Tips for best results

  • Fix validation errors before formatting. Formatting invalid JSON produces confusing output. If validation reports an error, fix the syntax issue first, then reformat. The error message includes the exact line and character where JSON parsing failed.
  • Use for API debugging. When debugging API responses, paste the raw response body here to get an indented, readable view of the data structure. This is much faster than mentally parsing a minified JSON blob from network DevTools.
  • Compare two JSON objects with text diff. To see what changed between two API response versions, format both, then paste them into the text diff tool side by side to see exactly which fields changed.
  • Use for config file validation. JSON is the base format for many config files (package.json, tsconfig.json, .eslintrc). Paste a config here to catch syntax errors before committing a broken config to your repo.

Why use PixMidas

  • Instant validation with error details. The formatter reports exactly where a JSON syntax error occurred, including line number and character position, so you can find and fix the problem immediately.
  • 100% private. All JSON processing runs on your device using JavaScript's native JSON.parse() and JSON.stringify() functions. Your data never leaves your device.
  • No account needed. Free and instant. JSON processing runs locally on your device.
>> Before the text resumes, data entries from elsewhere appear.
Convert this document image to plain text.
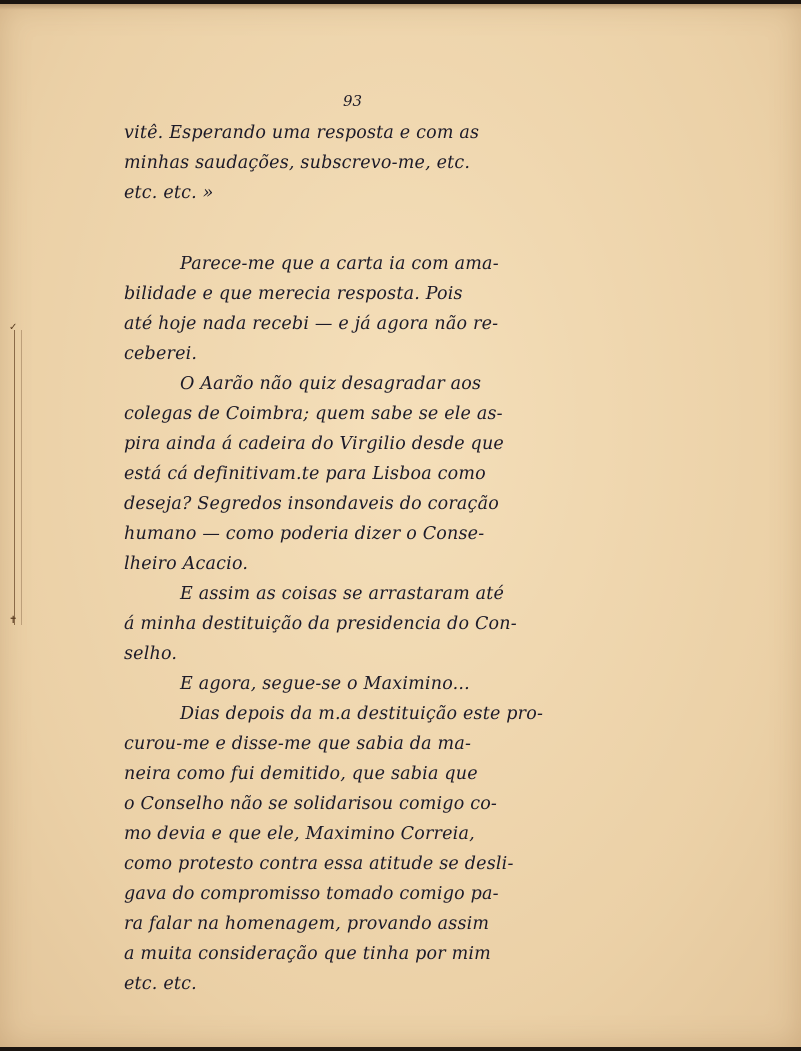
✓
✝
93
vitê. Esperando uma resposta e com as
minhas saudações, subscrevo-me, etc.
etc. etc. »
Parece-me que a carta ia com ama-
bilidade e que merecia resposta. Pois
até hoje nada recebi — e já agora não re-
ceberei.
O Aarão não quiz desagradar aos
colegas de Coimbra; quem sabe se ele as-
pira ainda á cadeira do Virgilio desde que
está cá definitivam.te para Lisboa como
deseja? Segredos insondaveis do coração
humano — como poderia dizer o Conse-
lheiro Acacio.
E assim as coisas se arrastaram até
á minha destituição da presidencia do Con-
selho.
E agora, segue-se o Maximino...
Dias depois da m.a destituição este pro-
curou-me e disse-me que sabia da ma-
neira como fui demitido, que sabia que
o Conselho não se solidarisou comigo co-
mo devia e que ele, Maximino Correia,
como protesto contra essa atitude se desli-
gava do compromisso tomado comigo pa-
ra falar na homenagem, provando assim
a muita consideração que tinha por mim
etc. etc.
Frequently asked questions

What is the difference between JSON format and minification?

Formatted JSON uses indentation (typically 2 or 4 spaces) and line breaks to present the data structure visually, each key-value pair on its own line, nested objects indented. Minified JSON removes all whitespace that isn't inside string values, producing the most compact representation. Both represent exactly the same data. Use formatted JSON for development, config files, and documentation. Use minified JSON for production API responses, localStorage payloads, and anywhere network transfer size matters.

Why is my JSON invalid even though it looks correct?
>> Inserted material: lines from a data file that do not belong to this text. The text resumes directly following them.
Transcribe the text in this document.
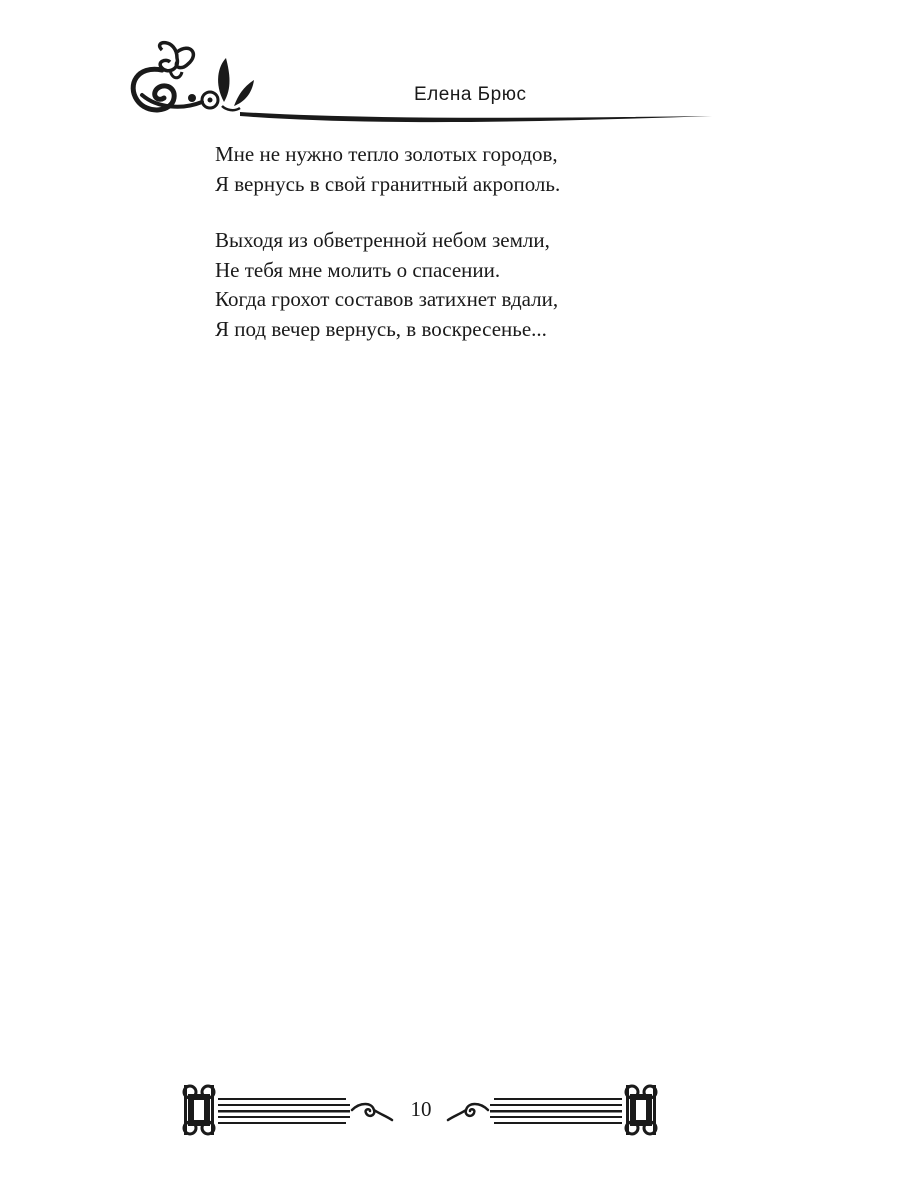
Елена Брюс
Мне не нужно тепло золотых городов,
Я вернусь в свой гранитный акрополь.
Выходя из обветренной небом земли,
Не тебя мне молить о спасении.
Когда грохот составов затихнет вдали,
Я под вечер вернусь, в воскресенье...
10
The most common causes of JSON validation errors: trailing commas after the last item in an object or array (e.g., {"a": 1,}, invalid in JSON, valid in JavaScript); single-quoted strings (JSON requires double quotes around all strings and keys); unescaped backslashes or special characters in string values; missing commas between items; and comments (JSON does not support comments, use JSONC or JSON5 formats if you need comments in config files).
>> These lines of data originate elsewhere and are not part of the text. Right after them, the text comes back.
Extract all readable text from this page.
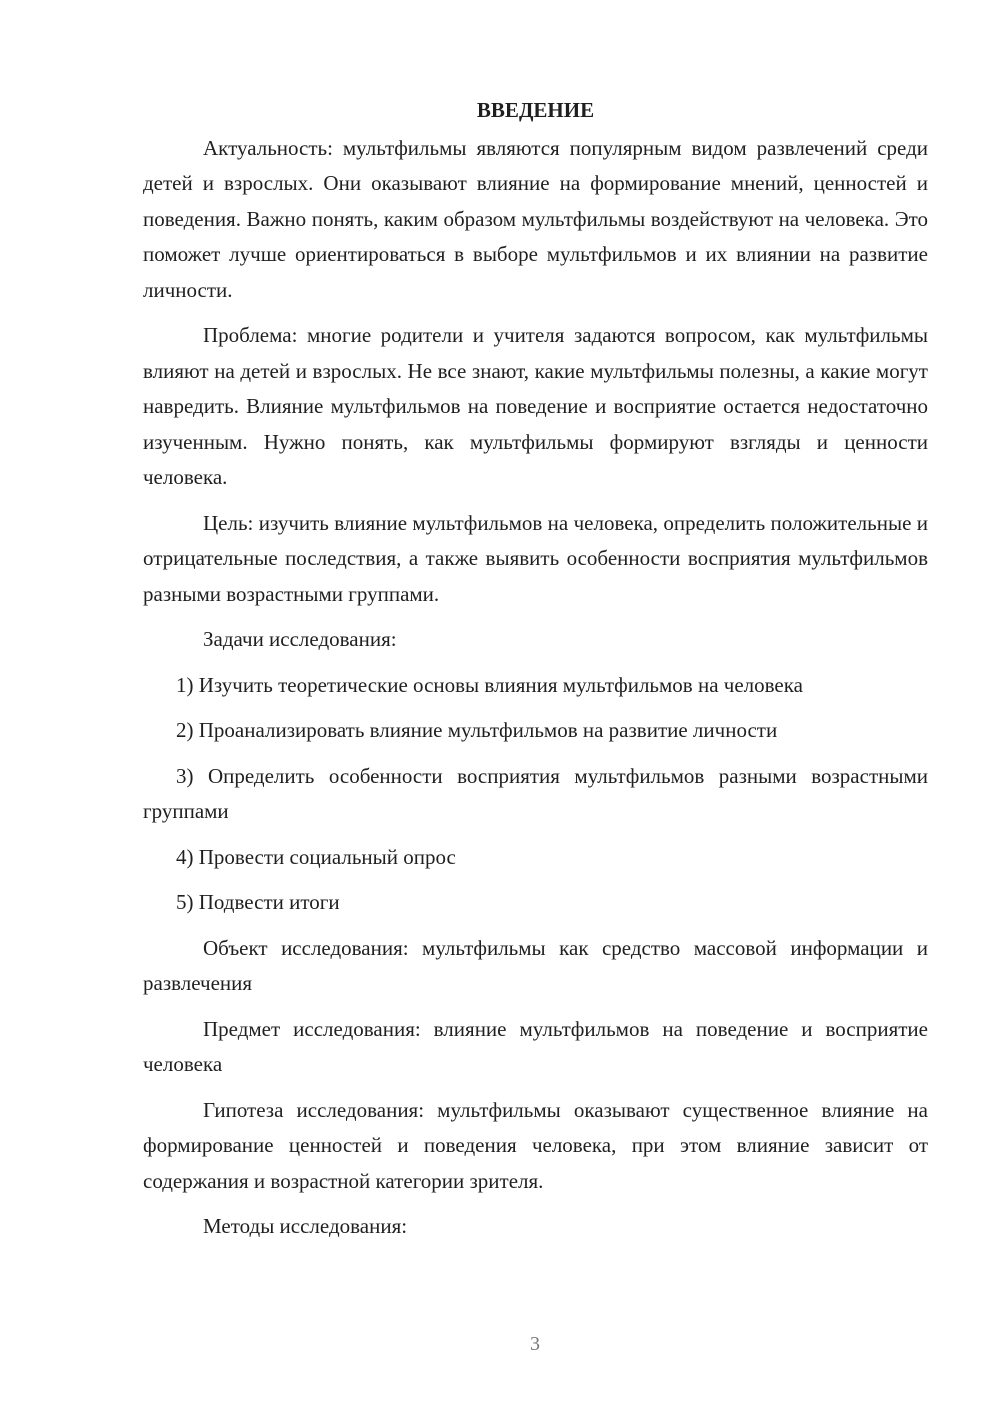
ВВЕДЕНИЕ

Актуальность: мультфильмы являются популярным видом развлечений среди детей и взрослых. Они оказывают влияние на формирование мнений, ценностей и поведения. Важно понять, каким образом мультфильмы воздействуют на человека. Это поможет лучше ориентироваться в выборе мультфильмов и их влиянии на развитие личности.

Проблема: многие родители и учителя задаются вопросом, как мультфильмы влияют на детей и взрослых. Не все знают, какие мультфильмы полезны, а какие могут навредить. Влияние мультфильмов на поведение и восприятие остается недостаточно изученным. Нужно понять, как мультфильмы формируют взгляды и ценности человека.

Цель: изучить влияние мультфильмов на человека, определить положительные и отрицательные последствия, а также выявить особенности восприятия мультфильмов разными возрастными группами.

Задачи исследования:

1) Изучить теоретические основы влияния мультфильмов на человека

2) Проанализировать влияние мультфильмов на развитие личности

3) Определить особенности восприятия мультфильмов разными возрастными группами

4) Провести социальный опрос

5) Подвести итоги

Объект исследования: мультфильмы как средство массовой информации и развлечения

Предмет исследования: влияние мультфильмов на поведение и восприятие человека

Гипотеза исследования: мультфильмы оказывают существенное влияние на формирование ценностей и поведения человека, при этом влияние зависит от содержания и возрастной категории зрителя.

Методы исследования:

3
What is the difference between JSON and JavaScript objects?

JavaScript object literals allow unquoted keys, single-quoted strings, trailing commas, and comments. JSON requires double-quoted strings for all keys and values, no trailing commas, and no comments. JSON is a strict subset of JavaScript's data notation that is language-independent. This is why JavaScript code that looks like valid JSON often contains subtle differences that make it technically invalid JSON.

How do I format JSON in a code editor?

Most code editors have built-in JSON formatting. In VS Code: open the JSON file, press Shift+Alt+F (Windows/Linux) or Shift+Option+F (Mac). In JetBrains IDEs: Ctrl+Alt+L. For one-off formatting of JSON from API responses or clipboard content, this online tool is faster than opening a file in a code editor.

Can I use this to validate JSON Schema files?

This tool validates that your JSON is syntactically correct JSON, it checks structure and syntax. It does not validate JSON against a JSON Schema specification (which would check that the data matches an expected shape defined in a schema document). For JSON Schema validation, use a dedicated JSON Schema validator library or tool.

What is JSONC and why does it fail validation here?

JSONC (JSON with Comments) is a superset of JSON that allows // single-line and /* multi-line */ comments. It's used in VS Code configuration files (settings.json, tsconfig.json) and some other developer tools. Standard JSON parsers reject comments. If you're working with JSONC files, remove the comments before pasting here, or use an editor that understands JSONC natively.